Pour ceux qui ne le connaîtraient pas, Barry Goldberg est un musicien blanc. Originaire de Chicago, ce vétéran a trempé très tôt dans le blues. A l'aube des 60's, il a sévi au sein du backing group de Bob Dylan, tout comme son ami, le guitariste Mike Bloomfield. Il a ensuite fondé le Goldberg Miller Bues Band en compagnie du guitariste Steve Miller, avant de vivre l'aventure de l'Electric Flag avec Bloomfield et Nick Gravenites, puis du Barry Goldberg Reunion, avec un autre guitariste réputé, Harvey Mandel. Il a aussi commis trois albums solo, "Barry Goldberg", "Blowin' my mind" et "Two jews blues". A chaque fois, il a bénéficié du concours de l'harmoniciste Charlie Musselwhite. Par la suite, Goldberg s'est beaucoup moins montré en public ; se concentrant davantage sur la composition et surtout la production.. Il a ainsi produit des grands noms du blues comme Muddy Waters, Howlin' Wolf et John Lee Hooker ; mais également, Bob Dylan, Neil Young, Chuck Berry et Jimi Hendrix, parmi bien d'autres.
Bien que n'ayant jamais cessé de jouer au fin fond de la Californie, j'ai été assez surpris d'apprendre qu'il avait enregistré cet elpee. Un disque constitué de reprises des Rolling Stones, qui est paru sur le label texan Antone's. Mais dont les versions sont exclusivement instrumentales. Un choix judicieux, car je ne vois pas l'intérêt de se farcir les canons stoniens repris par une voix qui n'est pas celle de Mick Jagger. L'album a été produit par Carla Olson, une charmante chanteuse de country rock. Il est ici secondé par Denny Freeman aux guitares, Gregg Sutton à la basse et Don Heffington aux drums.
L'album s'ouvre par "Stoned", un très ancien thème instrumental développé par les Stones. Goldberg est au piano. Invités, John "Juke" Logan (à l'harmonica) et Ernie Watts (au saxophone) mettent le nez à la fenêtre. Une aventure qui se poursuit pour les solistes Juke Logan (toujours sur l'instrument chromatique) et Carla Olson à la guitare, tout au au long de la version originale de "Tumbling dice". Goldberg passe derrière son orgue Hammond B3 pour entamer "Jumpin' Jack Flash". Une version à peine reconnaissable ! Par contre, on distingue nettement la richesse du jeu rythmique de Freeman.

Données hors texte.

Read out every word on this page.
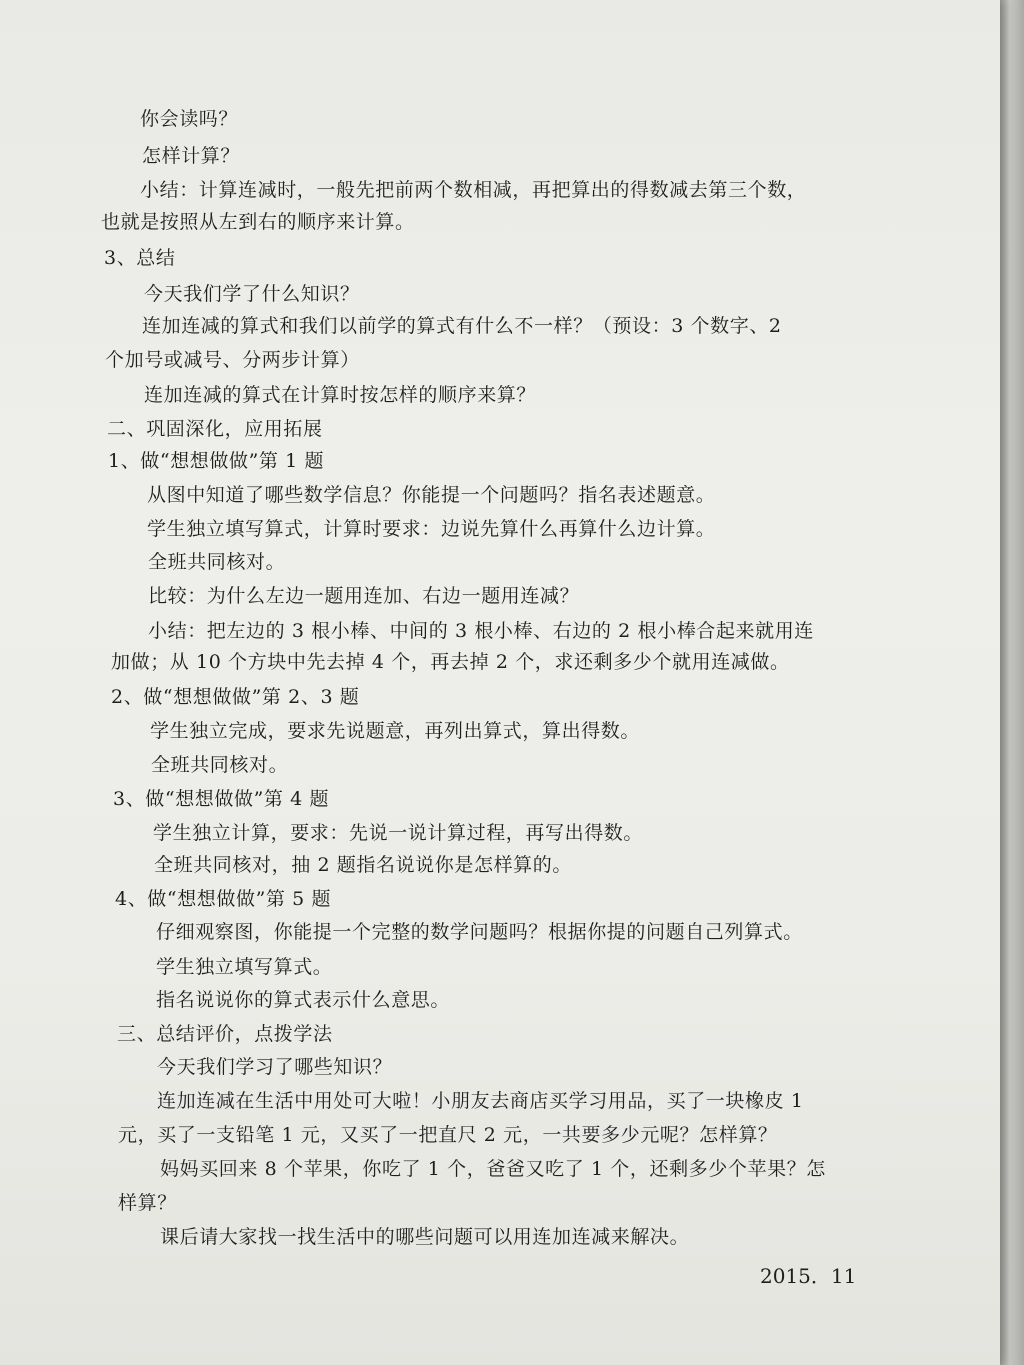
你会读吗？
怎样计算？
小结：计算连减时，一般先把前两个数相减，再把算出的得数减去第三个数，
也就是按照从左到右的顺序来计算。
3、总结
今天我们学了什么知识？
连加连减的算式和我们以前学的算式有什么不一样？（预设：3 个数字、2
个加号或减号、分两步计算）
连加连减的算式在计算时按怎样的顺序来算？
二、巩固深化，应用拓展
1、做“想想做做”第 1 题
从图中知道了哪些数学信息？你能提一个问题吗？指名表述题意。
学生独立填写算式，计算时要求：边说先算什么再算什么边计算。
全班共同核对。
比较：为什么左边一题用连加、右边一题用连减？
小结：把左边的 3 根小棒、中间的 3 根小棒、右边的 2 根小棒合起来就用连
加做；从 10 个方块中先去掉 4 个，再去掉 2 个，求还剩多少个就用连减做。
2、做“想想做做”第 2、3 题
学生独立完成，要求先说题意，再列出算式，算出得数。
全班共同核对。
3、做“想想做做”第 4 题
学生独立计算，要求：先说一说计算过程，再写出得数。
全班共同核对，抽 2 题指名说说你是怎样算的。
4、做“想想做做”第 5 题
仔细观察图，你能提一个完整的数学问题吗？根据你提的问题自己列算式。
学生独立填写算式。
指名说说你的算式表示什么意思。
三、总结评价，点拨学法
今天我们学习了哪些知识？
连加连减在生活中用处可大啦！小朋友去商店买学习用品，买了一块橡皮 1
元，买了一支铅笔 1 元，又买了一把直尺 2 元，一共要多少元呢？怎样算？
妈妈买回来 8 个苹果，你吃了 1 个，爸爸又吃了 1 个，还剩多少个苹果？怎
样算？
课后请大家找一找生活中的哪些问题可以用连加连减来解决。
2015．11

Chez "Ventilator blues" la présence de Mick Taylor est facilement détectable. Sous sa forme instrumentale qu'entretiennent l'orgue Hammond et le sax de Tom Junior Morgan , "Heart of stone" se mue en slow crapuleux. Denny Freeman réalise de l'excellent travail aux cordes sur "Parachute woman", un blues extrait du célèbre "Beggar's banquet", bien sûr! Barry retourne au piano pour jouer "Let it bleed", un boogie woogie imparable caractérisé par la présence de Carla Olson aux cordes. L'ambiance de l'album est très cool, car les musiciens sont parvenus à éviter le piège des reprises trop conventionnelles. Ou si vous préférez, de reproduire les mélodies originelles à la lettre. Le style oscille régulièrement entre blues et jazz. Très blues, "Think I'm going mad" met en exergue Mick Taylor et Ernie Watts; "Good times, bad times", l'harmoniciste Juke Logan. Trempé dans le jazz, "Melody" vibre au son de l'improvisation du sax tenor d'Ernie Watts. Brillant comme toujours ! "As tears go by" est, bien entendu, empreint de douceur. Le jazz rencontre le rock sur "Some girls", scellant un duel entre le piano et le sax de Morgan. L'album s'achève par 30" d'"I can't get no satisfaction". Une adaptation difficile à identifier, je le concède. Mais ce n'est pas grave, car le piano semble sortir d'un honky tonk. Personnellement j'apprécie cette nouvelle approche du répertoire des Stones. A vous de juger ! Barry Goldberg dédicace cet album en souvenir de Brian Jones et du fameux pianiste des Stones, Nicky Hopkins.